About the same time, a couple of the vloggers I follow unboxed their Erin Condren planners and I think I can safely “blame” Michele1218’s video for pushing me over the edge. (I knew a teacher who used one of EC’s teacher planners, but I didn’t know about her Life Planners.) So I stalked the site online for a few days and joined a couple Facebook groups just to see what the fuss was about.
What I liked about this new wave of paper planner addicts was their penchant for embellishing their weeks, very much like the scrapbooking I do. Now, some of it is a little overboard for my taste, but it looked fun, all the same. I also liked their DIY spirit–all these women laminating scrapbook paper to make something called a dashboard; cutting the Life Planner apart and re-punching it to fit a Filofax; making their own customized stickers, for goshsakes (and buying $150 Silhouettes to do so!); runs to Target to see if the Dollar Spot had added Easter post-it flags; back and forth flurries of RAKs (Random Acts of Kindness) in which planner junkies send a small package of planner goodies to surprise another junkie.
I was in.
Ten days later I had my very own Ready to Ship Life Planner, complete with a some extra doo-dads: a few cards and stickers, a couple of paper clips. And that much talked about coupon code I needed to customize a cover of my very own.

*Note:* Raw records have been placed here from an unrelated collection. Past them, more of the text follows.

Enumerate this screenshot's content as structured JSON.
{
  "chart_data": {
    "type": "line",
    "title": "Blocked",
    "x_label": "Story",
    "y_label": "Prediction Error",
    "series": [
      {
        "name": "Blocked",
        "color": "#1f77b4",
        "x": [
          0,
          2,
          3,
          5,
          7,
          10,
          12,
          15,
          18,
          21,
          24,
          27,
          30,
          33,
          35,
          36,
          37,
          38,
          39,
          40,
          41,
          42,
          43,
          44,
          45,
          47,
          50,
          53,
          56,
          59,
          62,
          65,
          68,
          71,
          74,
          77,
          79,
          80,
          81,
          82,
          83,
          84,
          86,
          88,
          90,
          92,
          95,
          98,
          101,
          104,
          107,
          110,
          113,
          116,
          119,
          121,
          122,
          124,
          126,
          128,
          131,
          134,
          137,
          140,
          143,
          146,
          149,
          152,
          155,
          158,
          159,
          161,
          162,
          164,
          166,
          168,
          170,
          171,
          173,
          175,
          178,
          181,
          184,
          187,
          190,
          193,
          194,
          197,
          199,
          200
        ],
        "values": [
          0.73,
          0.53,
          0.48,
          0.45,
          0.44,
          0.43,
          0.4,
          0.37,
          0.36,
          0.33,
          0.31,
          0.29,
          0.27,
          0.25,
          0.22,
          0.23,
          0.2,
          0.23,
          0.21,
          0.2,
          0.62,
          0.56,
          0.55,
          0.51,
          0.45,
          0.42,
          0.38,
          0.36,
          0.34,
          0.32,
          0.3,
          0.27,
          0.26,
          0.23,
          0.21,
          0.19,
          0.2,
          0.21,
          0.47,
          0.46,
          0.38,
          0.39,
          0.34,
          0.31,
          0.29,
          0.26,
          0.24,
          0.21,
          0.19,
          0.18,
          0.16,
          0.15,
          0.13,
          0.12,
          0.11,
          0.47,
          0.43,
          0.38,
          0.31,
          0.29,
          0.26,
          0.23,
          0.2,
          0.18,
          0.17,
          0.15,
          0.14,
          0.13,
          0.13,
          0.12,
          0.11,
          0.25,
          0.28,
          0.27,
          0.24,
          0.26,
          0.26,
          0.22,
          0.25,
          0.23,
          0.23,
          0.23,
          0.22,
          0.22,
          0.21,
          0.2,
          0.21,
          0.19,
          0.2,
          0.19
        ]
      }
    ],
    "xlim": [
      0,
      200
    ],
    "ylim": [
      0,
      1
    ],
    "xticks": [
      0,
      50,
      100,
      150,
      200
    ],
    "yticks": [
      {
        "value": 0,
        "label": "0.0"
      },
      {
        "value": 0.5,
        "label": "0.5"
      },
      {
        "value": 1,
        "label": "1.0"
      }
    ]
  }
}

I love it. Like I said, my tastes run to the understated. I had a couple early mis-buys: shiny vinyl stickers in bright primary colors, some pastel Sharpies that just aren’t me. But a couple hours of browse time later (and a quick run to Hobby Lobby) and I found my look in the sticker line Sn@p by Simple Stories—they’re happy, but not cutesy, in muted colors that are a perfect complement to the Erin Condren palette.
What’s this craze all about? Let’s face it, life is hectic. I’ve got appointments and shopping lists and work outs and school deadlines and birthday parties and church … you get the idea. All that hectivity can sometimes whorl around me, kind of like the cloud that surrounds Charley Brown’s Pig-Pen character. Putting it down on paper gets it out of my head–it’s a physical way I can control the, well, uncontrollable.
So that’s the fancy pants reason for you–but it’s also plain old fun!